By Esjay Zausa and Carmina Vale Tarangco
“Mahal, tama na please.”
This is a common plea of Riza (not her real name) every time her partner would physically hurt her.
For years, she endured her relationship with Jun (not his real name) despite numerous abuses she suffered from her partner. These abuses include verbal abuse, economic abuse and physical abuse. She endured because she thought her partner would change eventually. But she did not.
According to Riza, the abuse from Jun started when they lived together. She is either pinned down, yelled at, and forced to work beyond normal hours in a rice field. This scenario got worst when she caught Jun using illegal drugs. As a result, Jun threatened her life and her family if ever she will disclose his drug use to the people. She kept silent.
After few years of living together in Pico, La Trinidad, Benguet, they transferred to Jun’s hometown in Pangasinan. Riza recalled that the abuses got worst to the extent that she was even dragged by Jun. Luckily, she was rescued by their neighbors.
This story of Riza is just but one of the hundreds or accounts of Domestic Intimate relationship Violence (DIV).
Violence against women is an act of gender-based violence that results in, or is likely to result in, physical, sexual, or psychological harm or suffering to women, including threats of such acts, coercion or arbitrary deprivation of liberty, whether occurring in public or in private life.
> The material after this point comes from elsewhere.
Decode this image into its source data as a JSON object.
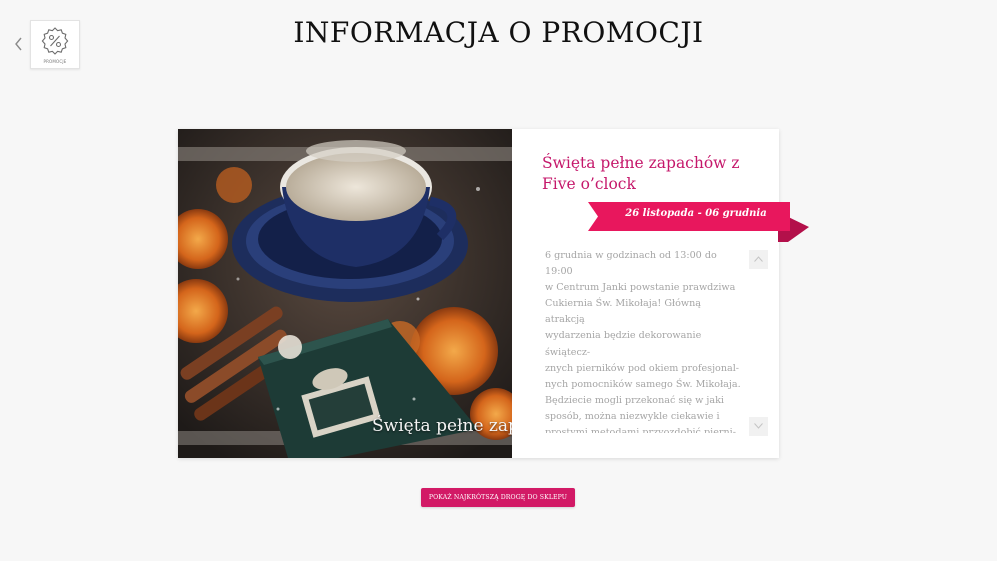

It encompasses all forms of violation of women’s rights, including threats and reprisals, exploitation, harassment, and other forms of control.
In the first eight months of 2018, The Regional Committee against Trafficking, Child Pornography and Violence against Women and Children in the Cordillera Region, recorded 712 cases of violence against women and children (VAWC). Of the recorded cases, 424 are cases of violence against women while 298 are violence against children.
Data shows that Baguio city topped the list with 210 cases; Benguet, 96; Ifugao, 37; Abra, 33; Kalinga, 20; Apayao, 16; and Mountain Province, 12. In violence against children, Baguio city topped with 106 cases; Benguet, 55; Ifugao, 42; Abra and Kalinga with 30 each; Mountain Province, 22; and Abra, 13.
Common abuses against women and children are physical, sexual, psychological or emotional, and economic violence. But most of the reported cases, were settled because of the intervention of influential family members aside from the fact that those accused were breadwinners.
Physical violence as the intentional use of physical force with the potential for causing death, disability, injury, or harm. It is the use of physical force to harm someone, it includes, but is not limited: scratching, pushing, shoving, throwing, grabbing, biting, chocking, shaking, hair-pulling, slapping, punching, hitting and other physical activities.
While for sexual violence is defined as sexual act that is committed or attempted by another person without freely given consent of the victim or against someone who is unable to consent or refuse.
Emotional abuse is a tool by those who want to make their partners feel scared, crazy, worthless, or responsible for the abuse. The abusers goal is control over the victim. Emotional abuse is an important element of partner violence and is often cited by women as the most hurtful, leaving long term psychological scars.
Lastly, economic violence takes place when an abuser takes control of or limits access to shared or individual assets or limits the current or future earning potential of the victim as a strategy of power and control that is economic abuse.
Records presented is very alarming in our society particularly in a certain family since it can cause a devastating impact on all family members. In families where violence exists, daughters and sons may grow up assuming that violence is part of marriage.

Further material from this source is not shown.